Building breaktheicefor.me
Sometimes I get these, well, hankerings.
I get an idea for what usually is a stupid, silly thing, and I feel compelled to work on it. This past weekend I had another “episode” and the result is breaktheicefor.me. (Coming up with a domain name is hard! Why do I even try anymore. My next project will live at [latest git commit id].com – 4654bab.com)

I read about the beertext.us guys, and their super-simple-yet-useful SMS-based app they put together that tells you about the beer you’re drinking. For some reason that I don’t recall I instantly thought about making something similar but for conversation starters. I was probably alone at the moment, wishing I was with a group of people, feeling sorry for myself.
Doing some quick searching showed:
- No existing SMS-based conversation starter services (that I could find)
- A few iPhone and Android apps, some free, come that cost $
- No public datasets to pull from
I ignored the last two bullet points, focused on the first one, and said “Sweet. The world needs this. And it’s up to me to build it.”
Step 1 – Get a number
In the past, this would’ve been the hardest part of the app. Today, with services like Twilio it becomes the easiest.
Sign in to Twilio, purchase a number, and point it to your URL that handles voice or SMS. Bam. Done.
Step 2 – Spin up a Sinatra app on Heroku
For small apps, or APIs, I freakin’ love Sinatra. Add Heroku to the mix and you’ve got the closest thing to heaven a someone like me with only 30 minutes to spare can get. If you don’t know about them, google it, plenty of info out there.
Step 3 – Hook up SMS
I can’t emphasize to you how easy Twilio makes things. Seriously, they are one of my canonical references for a developer-friendly API. When you get an SMS, you can reply simply by returning a 200 response with Content-Type of text/plain, and the body is the response message. You can get fancier with it (using XML to send multiple response messages, etc.) but SERIOUSLY. That’s IT. When’s the last time an API was that easy to integrate with?
And no, I don’t work for Twilio, I don’t get paid by them, in fact I work for a different telephony company so perhaps this is blasphemy. (Different market segments, different targets and audiences, so no big deal. I hope.)
Step 4 – Stand up a single-page website
Again, Sinatra, makin’ things easy for me. Add something like Twitter’s Bootstrap (or whatever other grid/typography framework you want), Google’s Web Fonts (for the love, people, at least customize bootstrap a little), a little jQuery form submit hooked into SendGrid email sending (database? What database?) and #! (shebang! I always thought that was a great way to start a file) you’ve got a simple landing page.
And that’s it! It’s taken me longer to write this post than it took for me to do steps 1-4. SERIOUSLY.
Then I published my app and made tons of cash from it.
Oh wait, except it has no actual content. Yeah, there’s that. Well, I said I’ll deal with it later — I did say that, didn’t I? — and now’s that time.
Step 5 – Content
When I was doing my initial quick-and-dirty research, I came across Chatoms, an app by the good folks at Iconoclast Labs. They even have a RubyMotion vs. PhoneGap smack-down that creates… you guessed it… a mobile conversation stater app. And they have a curated dataset of ice breaker/conversation starters!

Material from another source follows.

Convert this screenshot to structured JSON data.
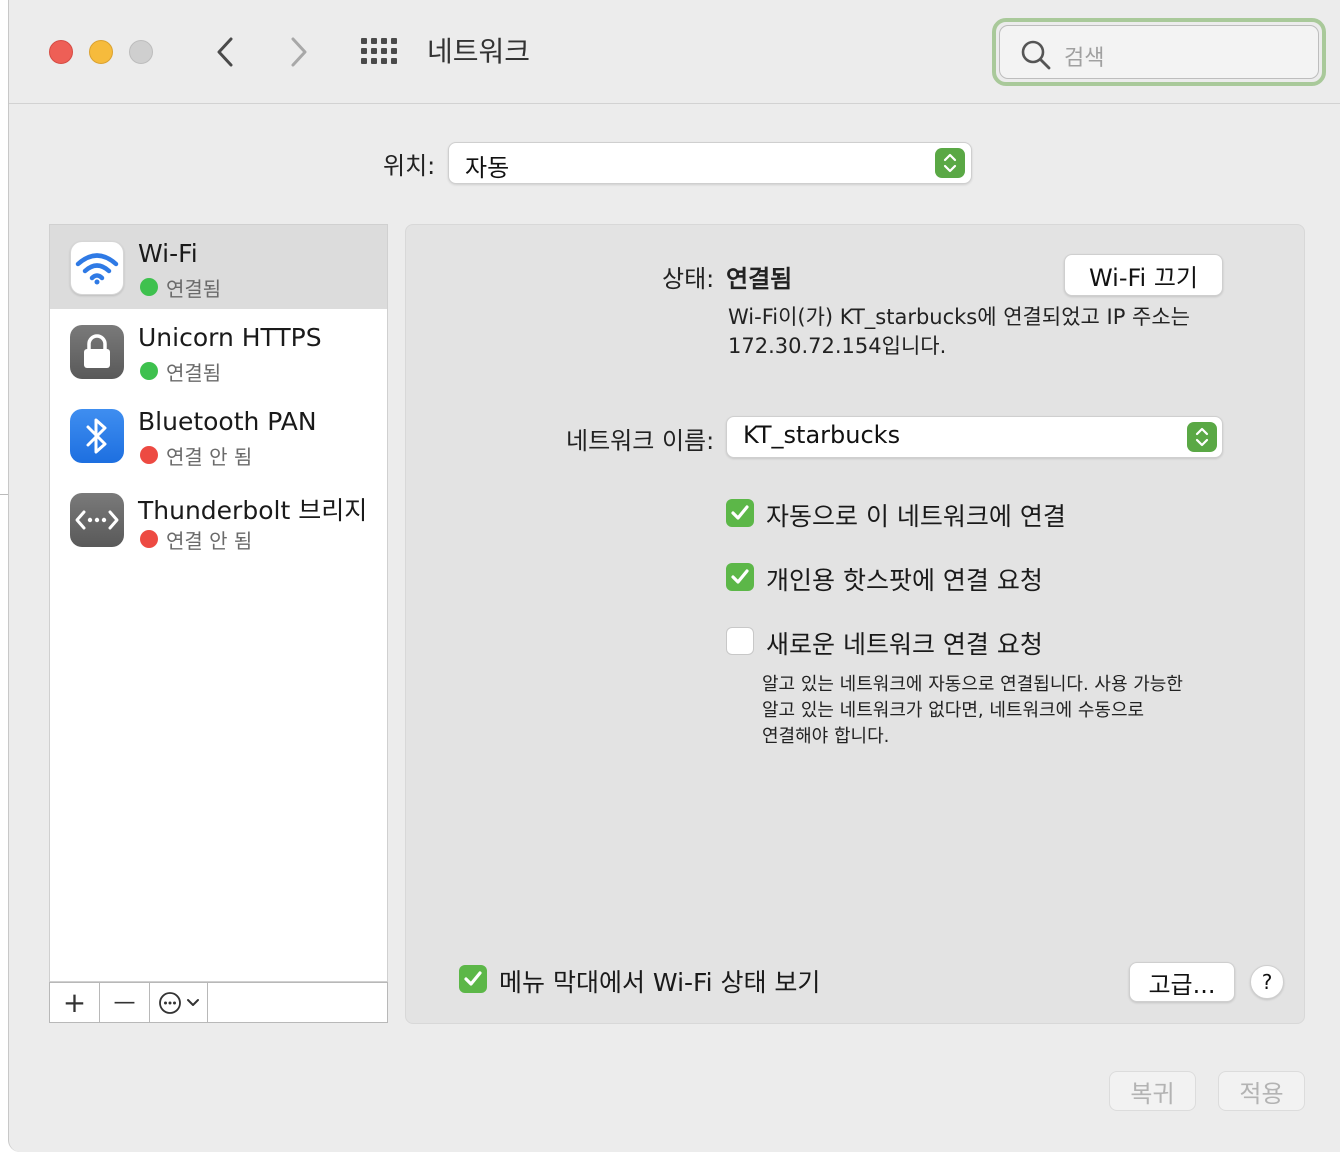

I reached out to them to talk about options, and they graciously agreed to give me their dataset. WOW. Talk about classy.
While we were communicating back and forth I remembered what my friend Brandon Corbin told me once about his experiments with Amazon’s Mechanical Turk. In a nutshell, Mechanical Turk is “artificial artificial intelligence” – it’s an interface (and an API) for automating tasks that are performed by humans.
So I signed up, funded my account with a few bucks, and set about creating a simple form people could use to submit an “Ice Breaker”. Here’s what I created, basically:
Pretty simple.
With Mechanical Turk, you can choose options regarding who’s allowed to perform the work (they have to have N-approved tasks in the past, etc. etc.) and you can choose how much you’ll pay per answer. I ran several tests with small numbers of people (2-5) at various price points and “quality” restrictions to see what gave me good bang for the buck, and I settled on 15 cents per answer. I threw a few dozen bucks at it, and ended up with a pretty nice sample of ice breakers.
Some were duds, for example some people answered my example questions. (Um, yeah, not so much. “yes, no, no, yes, yes”) but the nice thing about Mechanical Turk is that I get to accept or reject answers, and I only pay for what I accept.
So, now, I had some additional content – sweeeet.
Step 6 – Profit!
Okay, there is no profit to this. In fact, it costs me every time someone sends or receives a text message through this. But that’s a price I’m willing to pay, at least for the short term. If it becomes popular, which I pretty much guarantee it will, because the world needs it, then I’ll explore options. Until then, I hope you enjoy it.
Interestingly, I actually had a few opportunities to use it after I made it, and it actually. worked. Conversations were started. People talked and engaged. I grew hair back over my bald spot, and my runaway dog came back home. I was shocked. Of course I fully expected this.